It was reported last month that board members at Regions Financial Corp. are investigating claims that former executives delayed proper disclosures about loans that were going bad in 2008 and 2009. This news broke about the time a federal judge ruled that a lawsuit involving those allegations could go forward. U.S. District Court Judge Inge Johnson denied a motion in that case by Regions to dismiss the suit. This was good news for a pension fund for the Plaintiff in the case, Chicago-based Teamsters Local 703. Judge Johnson ruled that the Plaintiffs “have pled sufficient allegations that Regions’ loan loss reserves were false and misleading.”

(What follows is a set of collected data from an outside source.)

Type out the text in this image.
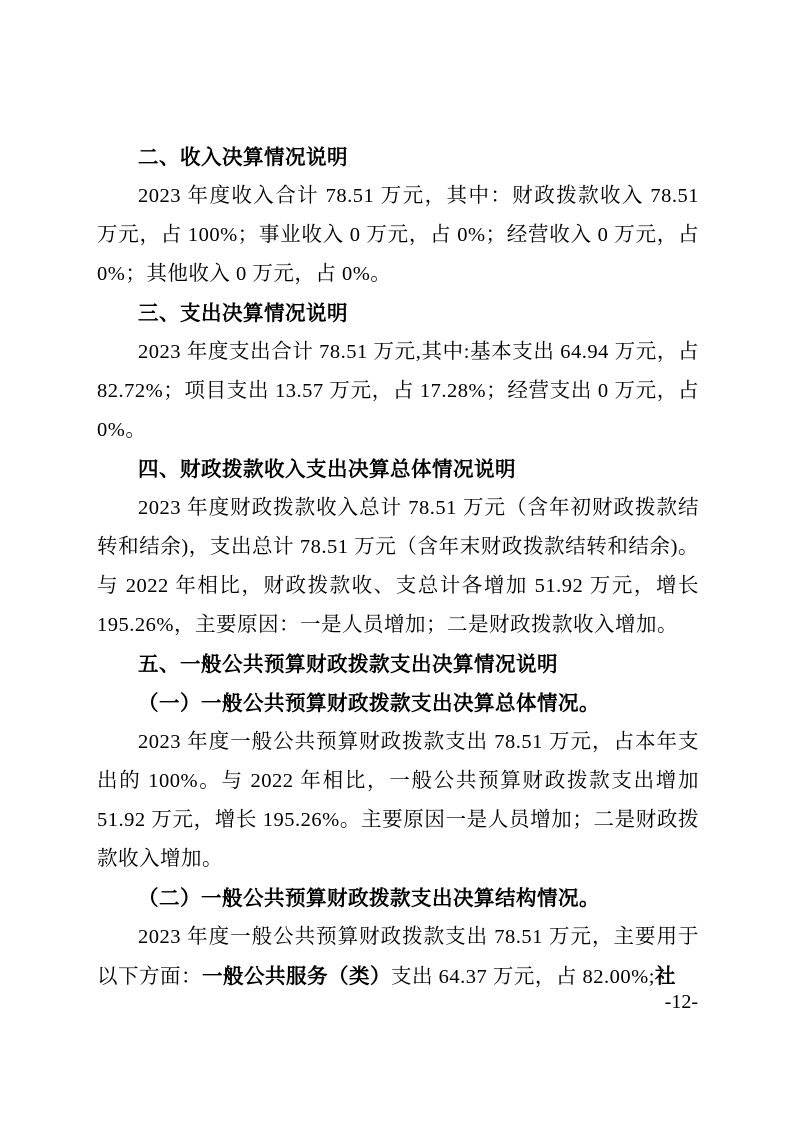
二、收入决算情况说明

2023 年度收入合计 78.51 万元，其中：财政拨款收入 78.51 万元，占 100%；事业收入 0 万元，占 0%；经营收入 0 万元，占 0%；其他收入 0 万元，占 0%。

三、支出决算情况说明

2023 年度支出合计 78.51 万元,其中:基本支出 64.94 万元，占 82.72%；项目支出 13.57 万元，占 17.28%；经营支出 0 万元，占 0%。

四、财政拨款收入支出决算总体情况说明

2023 年度财政拨款收入总计 78.51 万元（含年初财政拨款结转和结余)，支出总计 78.51 万元（含年末财政拨款结转和结余)。与 2022 年相比，财政拨款收、支总计各增加 51.92 万元，增长 195.26%，主要原因：一是人员增加；二是财政拨款收入增加。

五、一般公共预算财政拨款支出决算情况说明
（一）一般公共预算财政拨款支出决算总体情况。

2023 年度一般公共预算财政拨款支出 78.51 万元，占本年支出的 100%。与 2022 年相比，一般公共预算财政拨款支出增加 51.92 万元，增长 195.26%。主要原因一是人员增加；二是财政拨款收入增加。

（二）一般公共预算财政拨款支出决算结构情况。

2023 年度一般公共预算财政拨款支出 78.51 万元，主要用于以下方面：一般公共服务（类）支出 64.37 万元，占 82.00%;社

-12-
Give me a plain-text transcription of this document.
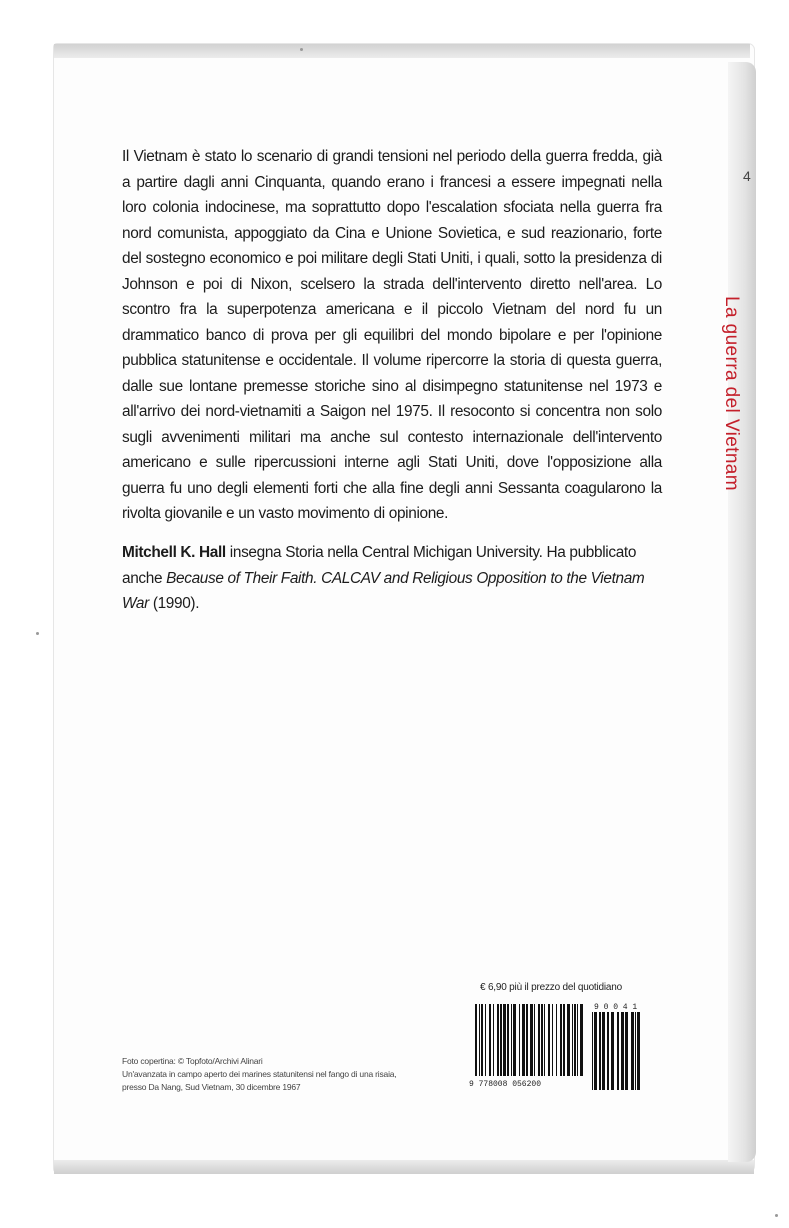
4
La guerra del Vietnam

Il Vietnam è stato lo scenario di grandi tensioni nel periodo della guerra fredda, già a partire dagli anni Cinquanta, quando erano i francesi a essere impegnati nella loro colonia indocinese, ma soprattutto dopo l'escalation sfociata nella guerra fra nord comunista, appoggiato da Cina e Unione Sovietica, e sud reazionario, forte del sostegno economico e poi militare degli Stati Uniti, i quali, sotto la presidenza di Johnson e poi di Nixon, scelsero la strada dell'intervento diretto nell'area. Lo scontro fra la superpotenza americana e il piccolo Vietnam del nord fu un drammatico banco di prova per gli equilibri del mondo bipolare e per l'opinione pubblica statunitense e occidentale. Il volume ripercorre la storia di questa guerra, dalle sue lontane premesse storiche sino al disimpegno statunitense nel 1973 e all'arrivo dei nord-vietnamiti a Saigon nel 1975. Il resoconto si concentra non solo sugli avvenimenti militari ma anche sul contesto internazionale dell'intervento americano e sulle ripercussioni interne agli Stati Uniti, dove l'opposizione alla guerra fu uno degli elementi forti che alla fine degli anni Sessanta coagularono la rivolta giovanile e un vasto movimento di opinione.

Mitchell K. Hall insegna Storia nella Central Michigan University. Ha pubblicato anche Because of Their Faith. CALCAV and Religious Opposition to the Vietnam War (1990).

€ 6,90 più il prezzo del quotidiano
9 778008 056200
9 0 0 4 1
Foto copertina: © Topfoto/Archivi Alinari
Un'avanzata in campo aperto dei marines statunitensi nel fango di una risaia,
presso Da Nang, Sud Vietnam, 30 dicembre 1967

The bank board’s audit committee has hired Sullivan & Cromwell, a New York-based law firm, to investigate an allegation that $150 million in bad loans were removed from a list of non-accruing loans in March 2009. The Wall Street Journal, citing unnamed sources and court documents, first reported the board’s investigation. Judge Johnson’s ruling details how Regions reviewed its bad loans to determine those from which the bank did not expect to collect payment, known as “non-accruals.” Such loans require the bank to set aside reserves to cover those losses or to write them off and count them against earnings.
According to the judge’s ruling, the bank’s special assets officers would compile monthly lists of loans that posed a high risk of default, based on the bank’s nine-point scale. It appears that the bank would attempt to keep some loans from being lumped in the “non-accrual” category. The Federal Reserve has opened its own investigation into the allegations, as well as into Regions’ loan classification practices. It should be noted that Regions has not repaid the $3.5 billion it received from the federal government’s Troubled Asset Relief Program. From all accounts, things don’t look very good for Regions on any of the above.